Paulus stellt Christus einen anderen Erstling gegenüber:
Adam hat als erste Person der Menschheit nicht nur selbst Fehler gemacht, sondern damit den ganzen Teig verdorben.
Auch im Blick auf eine Definition von Sünde hilft der Blick auf den Brotteig. Ist der erst vom falschen Sauerteig durchsäuert, bekommen Sie den nicht mehr raus. Die ganze Menschheit ist seit Adams Abwendung von Gott mit dem Tod kontaminiert. Und wir sehen hier zurecht: Sünde ist nicht der eine oder andere moralischer Fehler, sondern ein Verhängnis, aus dem wir nicht rauskommen.
Keiner kann selbst nochmal ganz neu ansetzen. Wir sind aus demselben Teig wie Adam. Da kann sich keiner selbst zum Brötchen formen. Das kann nur der Bäcker selbst.

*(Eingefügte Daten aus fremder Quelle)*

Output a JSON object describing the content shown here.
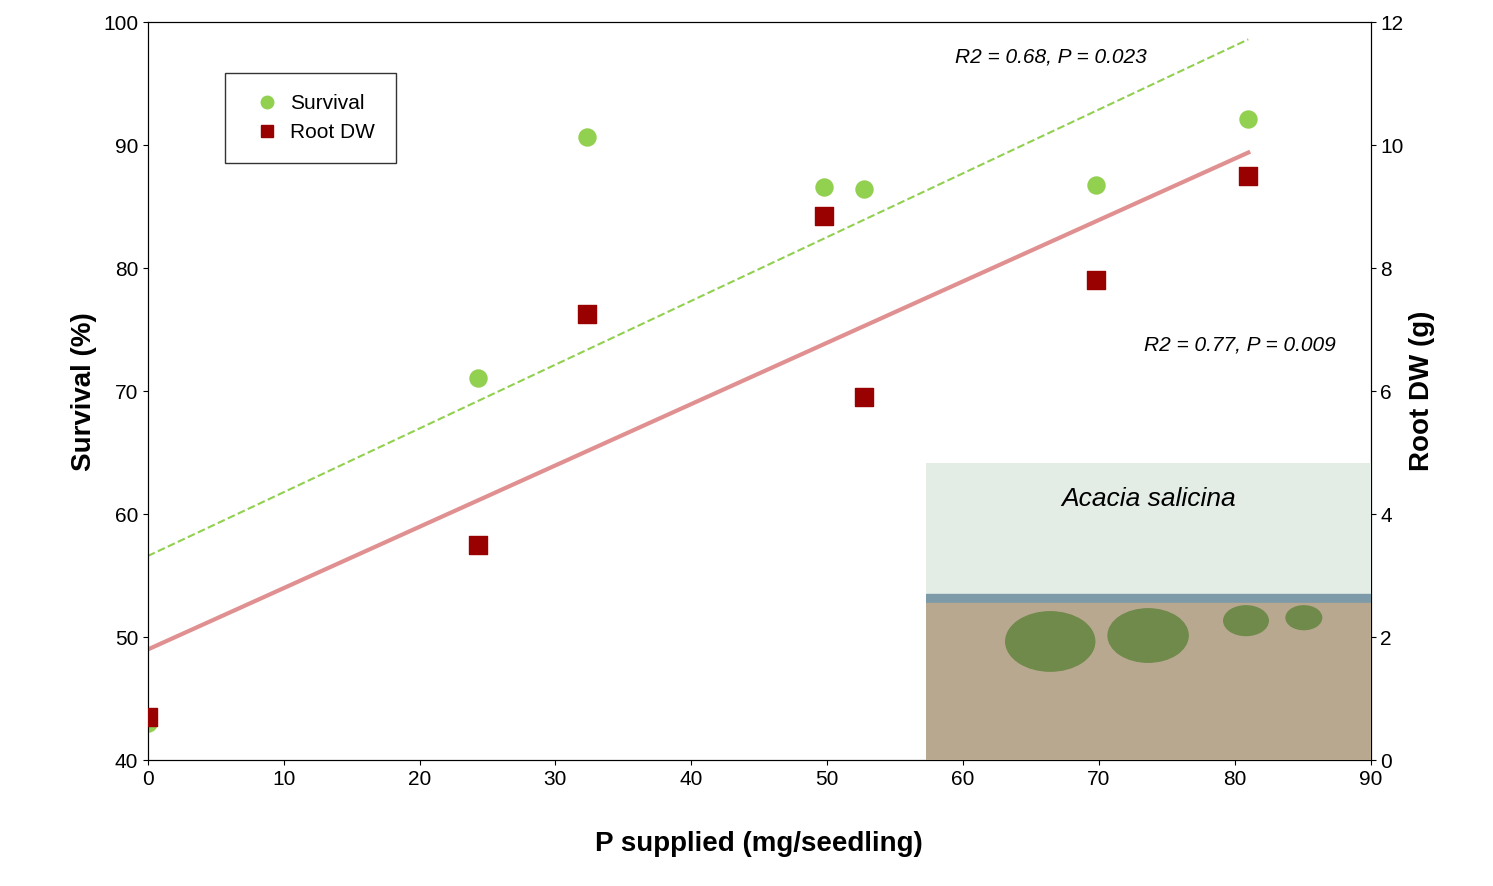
{
  "chart_data": {
    "type": "scatter",
    "x_label": "P supplied (mg/seedling)",
    "y_label": "Survival (%)",
    "y2_label": "Root DW (g)",
    "xlim": [
      0,
      90
    ],
    "xticks": [
      0,
      10,
      20,
      30,
      40,
      50,
      60,
      70,
      80,
      90
    ],
    "ylim": [
      40,
      100
    ],
    "yticks": [
      40,
      50,
      60,
      70,
      80,
      90,
      100
    ],
    "y2lim": [
      0,
      12
    ],
    "y2ticks": [
      0,
      2,
      4,
      6,
      8,
      10,
      12
    ],
    "grid": false,
    "legend": "upper left",
    "series": [
      {
        "name": "Survival",
        "color": "#92d050",
        "marker": "circle",
        "x": [
          0,
          24.3,
          32.3,
          49.8,
          52.7,
          69.8,
          81.0
        ],
        "values": [
          43.0,
          71.1,
          90.7,
          86.6,
          86.4,
          86.8,
          92.1
        ],
        "trend": {
          "x": [
            0,
            81.0
          ],
          "values": [
            56.6,
            98.6
          ],
          "color": "#92d050",
          "line_style": "dashed"
        }
      },
      {
        "name": "Root DW",
        "color": "#990000",
        "marker": "square",
        "axis": "y2",
        "x": [
          0,
          24.3,
          32.3,
          49.8,
          52.7,
          69.8,
          81.0
        ],
        "values": [
          0.7,
          3.5,
          7.25,
          8.85,
          5.9,
          7.8,
          9.5
        ],
        "trend": {
          "x": [
            0,
            81.0
          ],
          "values": [
            1.8,
            9.88
          ],
          "color": "#e09090",
          "line_style": "solid"
        }
      }
    ],
    "annotations": [
      "R2 = 0.68, P = 0.023",
      "R2 = 0.77, P = 0.009"
    ],
    "inset_caption": "Acacia salicina"
  }
}
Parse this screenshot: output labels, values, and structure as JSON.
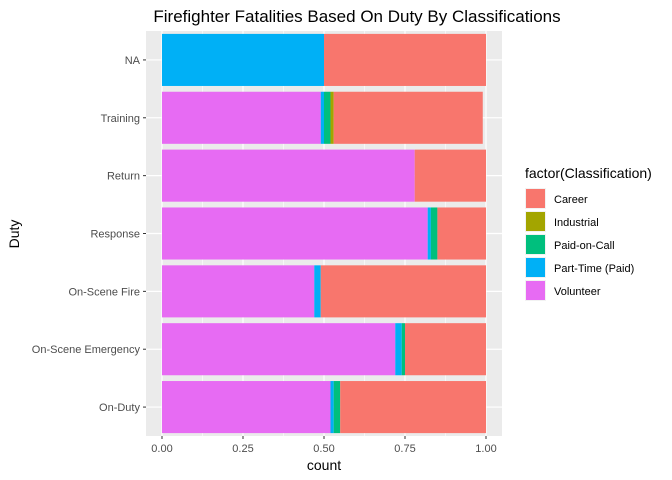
{
  "chart_data": {
    "type": "bar",
    "orientation": "horizontal",
    "stacked": true,
    "title": "Firefighter Fatalities Based On Duty By Classifications",
    "xlabel": "count",
    "ylabel": "Duty",
    "xlim": [
      0,
      1
    ],
    "x_ticks": [
      "0.00",
      "0.25",
      "0.50",
      "0.75",
      "1.00"
    ],
    "x_tick_values": [
      0,
      0.25,
      0.5,
      0.75,
      1
    ],
    "categories": [
      "NA",
      "Training",
      "Return",
      "Response",
      "On-Scene Fire",
      "On-Scene Emergency",
      "On-Duty"
    ],
    "legend_title": "factor(Classification)",
    "legend_position": "right",
    "grid": true,
    "stack_order": [
      "Volunteer",
      "Part-Time (Paid)",
      "Paid-on-Call",
      "Industrial",
      "Career"
    ],
    "series": [
      {
        "name": "Career",
        "color": "#F8766D",
        "values": [
          0.5,
          0.46,
          0.22,
          0.15,
          0.51,
          0.25,
          0.45
        ]
      },
      {
        "name": "Industrial",
        "color": "#A3A500",
        "values": [
          0.0,
          0.01,
          0.0,
          0.0,
          0.0,
          0.0,
          0.0
        ]
      },
      {
        "name": "Paid-on-Call",
        "color": "#00BF7D",
        "values": [
          0.0,
          0.02,
          0.0,
          0.02,
          0.0,
          0.01,
          0.02
        ]
      },
      {
        "name": "Part-Time (Paid)",
        "color": "#00B0F6",
        "values": [
          0.5,
          0.01,
          0.0,
          0.01,
          0.02,
          0.02,
          0.01
        ]
      },
      {
        "name": "Volunteer",
        "color": "#E76BF3",
        "values": [
          0.0,
          0.49,
          0.78,
          0.82,
          0.47,
          0.72,
          0.52
        ]
      }
    ]
  }
}
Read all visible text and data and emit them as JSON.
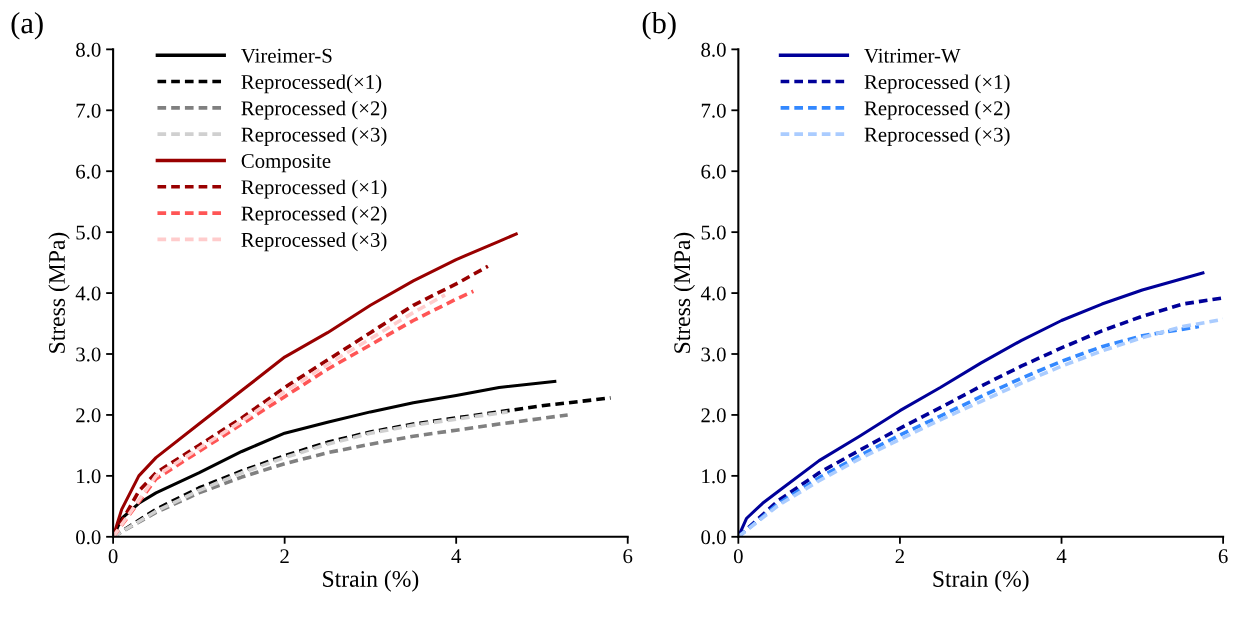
{
  "chart_data": [
    {
      "type": "line",
      "title": "(a)",
      "xlabel": "Strain (%)",
      "ylabel": "Stress (MPa)",
      "xlim": [
        0,
        6
      ],
      "xticks": [
        0,
        2,
        4,
        6
      ],
      "ylim": [
        0,
        8
      ],
      "yticks": [
        {
          "value": 0,
          "label": "0.0"
        },
        {
          "value": 1,
          "label": "1.0"
        },
        {
          "value": 2,
          "label": "2.0"
        },
        {
          "value": 3,
          "label": "3.0"
        },
        {
          "value": 4,
          "label": "4.0"
        },
        {
          "value": 5,
          "label": "5.0"
        },
        {
          "value": 6,
          "label": "6.0"
        },
        {
          "value": 7,
          "label": "7.0"
        },
        {
          "value": 8,
          "label": "8.0"
        }
      ],
      "grid": false,
      "legend": "top left",
      "marker": "none",
      "series": [
        {
          "name": "Vireimer-S",
          "color": "#000000",
          "line_style": "solid",
          "x": [
            0,
            0.1,
            0.3,
            0.5,
            1,
            1.5,
            2,
            2.5,
            3,
            3.5,
            4,
            4.5,
            5.15
          ],
          "values": [
            0,
            0.3,
            0.55,
            0.72,
            1.05,
            1.4,
            1.7,
            1.88,
            2.05,
            2.2,
            2.32,
            2.45,
            2.55
          ]
        },
        {
          "name": "Reprocessed(×1)",
          "color": "#000000",
          "line_style": "dashed",
          "x": [
            0,
            0.5,
            1,
            1.5,
            2,
            2.5,
            3,
            3.5,
            4,
            4.5,
            5,
            5.8
          ],
          "values": [
            0,
            0.45,
            0.8,
            1.08,
            1.33,
            1.55,
            1.72,
            1.85,
            1.95,
            2.05,
            2.15,
            2.28
          ]
        },
        {
          "name": "Reprocessed (×2)",
          "color": "#808080",
          "line_style": "dashed",
          "x": [
            0,
            0.5,
            1,
            1.5,
            2,
            2.5,
            3,
            3.5,
            4,
            4.5,
            5.3
          ],
          "values": [
            0,
            0.4,
            0.72,
            0.98,
            1.2,
            1.38,
            1.52,
            1.65,
            1.75,
            1.85,
            2.0
          ]
        },
        {
          "name": "Reprocessed (×3)",
          "color": "#d0d0d0",
          "line_style": "dashed",
          "x": [
            0,
            0.5,
            1,
            1.5,
            2,
            2.5,
            3,
            3.5,
            4,
            4.6
          ],
          "values": [
            0,
            0.42,
            0.76,
            1.05,
            1.3,
            1.52,
            1.7,
            1.83,
            1.93,
            2.05
          ]
        },
        {
          "name": "Composite",
          "color": "#990000",
          "line_style": "solid",
          "x": [
            0,
            0.1,
            0.3,
            0.5,
            1,
            1.5,
            2,
            2.5,
            3,
            3.5,
            4,
            4.5,
            4.7
          ],
          "values": [
            0,
            0.45,
            1.0,
            1.3,
            1.85,
            2.4,
            2.95,
            3.35,
            3.8,
            4.2,
            4.55,
            4.85,
            4.97
          ]
        },
        {
          "name": "Reprocessed (×1)",
          "color": "#990000",
          "line_style": "dashed",
          "x": [
            0,
            0.3,
            0.5,
            1,
            1.5,
            2,
            2.5,
            3,
            3.5,
            4,
            4.37
          ],
          "values": [
            0,
            0.75,
            1.05,
            1.5,
            1.95,
            2.45,
            2.9,
            3.35,
            3.8,
            4.15,
            4.44
          ]
        },
        {
          "name": "Reprocessed (×2)",
          "color": "#ff5555",
          "line_style": "dashed",
          "x": [
            0,
            0.5,
            1,
            1.5,
            2,
            2.5,
            3,
            3.5,
            4,
            4.2
          ],
          "values": [
            0,
            0.95,
            1.4,
            1.85,
            2.3,
            2.75,
            3.15,
            3.55,
            3.9,
            4.03
          ]
        },
        {
          "name": "Reprocessed (×3)",
          "color": "#ffcccc",
          "line_style": "dashed",
          "x": [
            0,
            0.5,
            1,
            1.5,
            2,
            2.5,
            3,
            3.5,
            3.87
          ],
          "values": [
            0,
            1.0,
            1.45,
            1.9,
            2.38,
            2.83,
            3.25,
            3.68,
            3.97
          ]
        }
      ]
    },
    {
      "type": "line",
      "title": "(b)",
      "xlabel": "Strain (%)",
      "ylabel": "Stress (MPa)",
      "xlim": [
        0,
        6
      ],
      "xticks": [
        0,
        2,
        4,
        6
      ],
      "ylim": [
        0,
        8
      ],
      "yticks": [
        {
          "value": 0,
          "label": "0.0"
        },
        {
          "value": 1,
          "label": "1.0"
        },
        {
          "value": 2,
          "label": "2.0"
        },
        {
          "value": 3,
          "label": "3.0"
        },
        {
          "value": 4,
          "label": "4.0"
        },
        {
          "value": 5,
          "label": "5.0"
        },
        {
          "value": 6,
          "label": "6.0"
        },
        {
          "value": 7,
          "label": "7.0"
        },
        {
          "value": 8,
          "label": "8.0"
        }
      ],
      "grid": false,
      "legend": "top left",
      "marker": "none",
      "series": [
        {
          "name": "Vitrimer-W",
          "color": "#000099",
          "line_style": "solid",
          "x": [
            0,
            0.1,
            0.3,
            0.5,
            1,
            1.5,
            2,
            2.5,
            3,
            3.5,
            4,
            4.5,
            5,
            5.75
          ],
          "values": [
            0,
            0.3,
            0.55,
            0.75,
            1.25,
            1.65,
            2.07,
            2.45,
            2.85,
            3.22,
            3.55,
            3.82,
            4.05,
            4.33
          ]
        },
        {
          "name": "Reprocessed (×1)",
          "color": "#000099",
          "line_style": "dashed",
          "x": [
            0,
            0.5,
            1,
            1.5,
            2,
            2.5,
            3,
            3.5,
            4,
            4.5,
            5,
            5.5,
            6
          ],
          "values": [
            0,
            0.6,
            1.05,
            1.42,
            1.78,
            2.12,
            2.47,
            2.8,
            3.1,
            3.38,
            3.62,
            3.82,
            3.92
          ]
        },
        {
          "name": "Reprocessed (×2)",
          "color": "#3388ff",
          "line_style": "dashed",
          "x": [
            0,
            0.5,
            1,
            1.5,
            2,
            2.5,
            3,
            3.5,
            4,
            4.5,
            5,
            5.7
          ],
          "values": [
            0,
            0.55,
            0.97,
            1.33,
            1.67,
            1.98,
            2.3,
            2.6,
            2.88,
            3.12,
            3.3,
            3.45
          ]
        },
        {
          "name": "Reprocessed (×3)",
          "color": "#aaccff",
          "line_style": "dashed",
          "x": [
            0,
            0.5,
            1,
            1.5,
            2,
            2.5,
            3,
            3.5,
            4,
            4.5,
            5,
            5.5,
            6
          ],
          "values": [
            0,
            0.52,
            0.92,
            1.28,
            1.6,
            1.92,
            2.22,
            2.52,
            2.8,
            3.05,
            3.27,
            3.45,
            3.57
          ]
        }
      ]
    }
  ]
}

Er tut es, in dem er den Teig durch Jesus neu ansetzt und in seinen Händen formt.
Wollen wir uns in diese Backstube begeben? Auferstehung wird nicht übergestülpt, sie wird im Glauben angenommen. Auferstehung ist – wie Rechtfertigung – keine weltweite Pauschalamnestie nach dem Motto „Alles wird gut.“, sondern ein Geschehen in Christus.
Die Tür zu Gottes Auferstehungswelt ist die persönliche Glaubensentscheidung.
Der alte Adam muss sterben und wir sollten ihm nicht nachtrauern.
Dass viele Menschen mit dem Glauben an eine Auferstehung Probleme haben, kann doch auch daran liegen, dass sie sich das ewige Leben als Weiterleben des alten Adam vorstellen, so als würde unser – durchaus schwieriges! – irdisches Leben einfach nach hinten hinaus verlängert. Aber das ist es nicht. Uns das sagt auch keiner. Adam muss sterben und auch wir werden biologisch sterben. Was danach kommt, dafür ist Christus Vorbild, nicht Adam, dafür ist Gott leitend und nicht die Schlange.
Ewiges Leben als endlose Verlängerung unseres menschlichen Daseins zu denken, ist nicht nur falsch, sondern auch fatal. Endloses menschliches Dasein wäre wie Jean-Paul Sartre zeigt, die Hölle (Huis clos), oder wie Ludwig Thoma erzählt, unerträgliche Langeweile (Der Münchner im Himmel).
Wir müssen schon verwandelt werden, so wie der Teig im Ofen.
Am Ende steht ja wohlriechendes Gebäck und nicht der Teig. Aus dem formlosen Teig hat sich einzigartiges Backwerk gebildet. So ist das auch bei der Auferstehung der Toten: Kein Aufgehen im Nichts, sondern jede und jeder als einzigartiges Geschöpf.
Mit wieviel Vorfreude stehen Kinder vor der Backofentür und können gar nicht erwarten, dass ihre selbstgemachten Backwaren aus dem Ofen kommen!
Genauso erwartet uns Gott in seinem Himmel.
Wie viele Erfahrungen, wie viele Verletzung verderben uns den Brei!
Wie viel zieht uns runter und verhindert, dass unser Leben aufgeht wie ein Hefekuchen – so wie es Gott eigentlich gedacht hätte!
Haltet euch fern vom Sauerteig dieser Welt, ruft Paulus uns heute zu!
Hier ist das ganz andere, das ganz neue Brot, das Gott der Welt seit diesem denkwürdigen Passafest anbietet.
Ihr seid zum süßen Brot geladen!
Greift zu! Nehmt diesen Jesus in euch auf! Im Glauben und im Heiligen Abendmahl.
Jesus sagt: Ich bin das lebendige Brot, das vom Himmel herabgekommen ist. Es macht uns nicht nur satt. Es verbindet sich mit uns.
Und wenn dieses Brot lebt, dann leben auch wir!
Der Herr ist aufstanden. Er ist wahrhaftig auferstanden! Amen.